Table of Contents
Symmetric and Skew Symmetric Matrix
Symmetric Matrix – Infinity Learn: A symmetric matrix is one in which the elements on the diagonal are the same as the elements below the diagonal and above the diagonal. A skew symmetric matrix is one in which the elements on the diagonal are the opposite of the elements below the diagonal and above the diagonal.
Transpose of a Matrix
Transposing a matrix is the process of exchanging the rows and columns of a matrix.
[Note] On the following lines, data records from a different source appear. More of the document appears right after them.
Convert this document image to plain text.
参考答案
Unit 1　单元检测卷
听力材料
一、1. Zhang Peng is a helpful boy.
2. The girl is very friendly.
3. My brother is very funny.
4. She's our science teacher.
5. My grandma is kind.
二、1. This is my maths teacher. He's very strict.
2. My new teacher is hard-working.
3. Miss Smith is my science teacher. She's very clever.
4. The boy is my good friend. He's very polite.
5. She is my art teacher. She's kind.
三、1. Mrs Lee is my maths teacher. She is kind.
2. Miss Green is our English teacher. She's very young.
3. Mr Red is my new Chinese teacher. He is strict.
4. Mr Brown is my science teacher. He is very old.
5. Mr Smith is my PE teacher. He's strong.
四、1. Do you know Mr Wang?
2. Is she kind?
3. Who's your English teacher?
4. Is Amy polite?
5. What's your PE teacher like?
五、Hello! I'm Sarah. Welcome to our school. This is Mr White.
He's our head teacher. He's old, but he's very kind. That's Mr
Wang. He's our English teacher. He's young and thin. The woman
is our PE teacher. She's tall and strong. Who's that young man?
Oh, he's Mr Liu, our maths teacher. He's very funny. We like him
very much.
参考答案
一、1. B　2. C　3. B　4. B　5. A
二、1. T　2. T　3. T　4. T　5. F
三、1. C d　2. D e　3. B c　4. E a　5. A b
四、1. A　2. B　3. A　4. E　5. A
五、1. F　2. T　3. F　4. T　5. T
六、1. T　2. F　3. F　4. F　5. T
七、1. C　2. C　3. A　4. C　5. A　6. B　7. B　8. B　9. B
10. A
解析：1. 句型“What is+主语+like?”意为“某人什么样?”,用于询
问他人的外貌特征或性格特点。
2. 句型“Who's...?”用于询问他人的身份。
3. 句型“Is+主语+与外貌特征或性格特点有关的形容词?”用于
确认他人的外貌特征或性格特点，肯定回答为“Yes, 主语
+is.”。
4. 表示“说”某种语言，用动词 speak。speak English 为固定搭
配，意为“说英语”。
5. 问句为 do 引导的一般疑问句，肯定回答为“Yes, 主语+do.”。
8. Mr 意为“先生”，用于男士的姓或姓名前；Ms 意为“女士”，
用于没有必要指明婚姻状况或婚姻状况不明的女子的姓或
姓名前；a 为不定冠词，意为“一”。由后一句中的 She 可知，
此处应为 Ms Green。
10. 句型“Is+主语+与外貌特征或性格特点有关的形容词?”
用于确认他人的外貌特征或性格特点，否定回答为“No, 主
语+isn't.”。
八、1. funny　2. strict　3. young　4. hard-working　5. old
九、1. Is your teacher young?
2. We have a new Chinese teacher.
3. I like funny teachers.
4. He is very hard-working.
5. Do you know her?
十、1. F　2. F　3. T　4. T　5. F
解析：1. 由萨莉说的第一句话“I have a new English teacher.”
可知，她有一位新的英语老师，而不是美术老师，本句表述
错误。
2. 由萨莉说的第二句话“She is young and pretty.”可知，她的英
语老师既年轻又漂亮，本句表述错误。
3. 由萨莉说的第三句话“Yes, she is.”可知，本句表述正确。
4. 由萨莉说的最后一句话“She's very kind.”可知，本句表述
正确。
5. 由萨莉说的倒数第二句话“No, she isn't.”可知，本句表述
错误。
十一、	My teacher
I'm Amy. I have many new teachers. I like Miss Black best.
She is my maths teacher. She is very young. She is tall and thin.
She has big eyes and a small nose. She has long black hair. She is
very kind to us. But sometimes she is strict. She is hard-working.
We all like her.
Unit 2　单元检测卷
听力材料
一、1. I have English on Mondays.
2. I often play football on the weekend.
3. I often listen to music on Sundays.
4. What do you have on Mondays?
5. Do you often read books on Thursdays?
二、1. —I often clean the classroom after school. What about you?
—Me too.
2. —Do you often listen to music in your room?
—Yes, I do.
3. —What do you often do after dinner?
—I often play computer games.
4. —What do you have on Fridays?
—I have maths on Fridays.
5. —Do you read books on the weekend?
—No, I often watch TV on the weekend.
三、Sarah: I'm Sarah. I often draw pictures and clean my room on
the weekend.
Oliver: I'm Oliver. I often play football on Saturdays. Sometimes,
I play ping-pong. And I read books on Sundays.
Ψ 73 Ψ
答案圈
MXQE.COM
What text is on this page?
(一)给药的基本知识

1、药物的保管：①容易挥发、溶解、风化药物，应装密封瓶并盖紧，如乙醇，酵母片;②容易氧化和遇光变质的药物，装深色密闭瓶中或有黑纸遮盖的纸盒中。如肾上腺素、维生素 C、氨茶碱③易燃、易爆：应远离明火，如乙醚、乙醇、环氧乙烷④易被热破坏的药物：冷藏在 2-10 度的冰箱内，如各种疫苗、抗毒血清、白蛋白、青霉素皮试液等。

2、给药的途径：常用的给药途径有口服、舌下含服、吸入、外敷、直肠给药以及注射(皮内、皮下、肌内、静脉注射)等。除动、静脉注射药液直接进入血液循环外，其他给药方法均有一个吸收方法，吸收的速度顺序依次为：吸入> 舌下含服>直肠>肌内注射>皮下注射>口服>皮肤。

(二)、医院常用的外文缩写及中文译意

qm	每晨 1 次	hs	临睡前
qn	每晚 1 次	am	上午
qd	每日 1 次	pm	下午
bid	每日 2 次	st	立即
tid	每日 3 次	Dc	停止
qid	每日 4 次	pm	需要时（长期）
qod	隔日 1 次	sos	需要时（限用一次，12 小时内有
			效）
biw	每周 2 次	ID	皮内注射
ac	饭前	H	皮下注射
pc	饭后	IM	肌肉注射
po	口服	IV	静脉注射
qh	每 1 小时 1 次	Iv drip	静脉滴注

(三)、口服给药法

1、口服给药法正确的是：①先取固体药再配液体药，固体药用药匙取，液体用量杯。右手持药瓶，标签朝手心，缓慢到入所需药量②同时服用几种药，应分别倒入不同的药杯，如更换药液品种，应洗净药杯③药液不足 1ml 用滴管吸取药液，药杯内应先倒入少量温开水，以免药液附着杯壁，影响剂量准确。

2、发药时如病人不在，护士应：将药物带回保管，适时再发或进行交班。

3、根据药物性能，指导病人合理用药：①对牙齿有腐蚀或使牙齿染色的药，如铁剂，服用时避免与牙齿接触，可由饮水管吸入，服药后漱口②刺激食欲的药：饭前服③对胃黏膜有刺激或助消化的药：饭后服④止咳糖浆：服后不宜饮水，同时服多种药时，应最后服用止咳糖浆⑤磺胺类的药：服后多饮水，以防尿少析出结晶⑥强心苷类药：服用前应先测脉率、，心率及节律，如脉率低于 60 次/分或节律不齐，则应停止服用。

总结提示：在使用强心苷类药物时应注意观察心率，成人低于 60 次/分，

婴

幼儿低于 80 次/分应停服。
For example, the transpose of the matrix
[1 2 3]would be
[3 2 1]
Symmetric Matrix
A symmetric matrix is a square matrix in which all the entries of the corresponding row and column are equal.
How to Know If a Matrix is Symmetric
A matrix is symmetric if and only if its transpose is equal to its inverse.
Symmetric Matrix Properties
- A symmetric matrix is a square matrix in which the entries on the main diagonal (upper left to lower right) are all equal, and the entries off the main diagonal are all equal in magnitude but opposite in sign.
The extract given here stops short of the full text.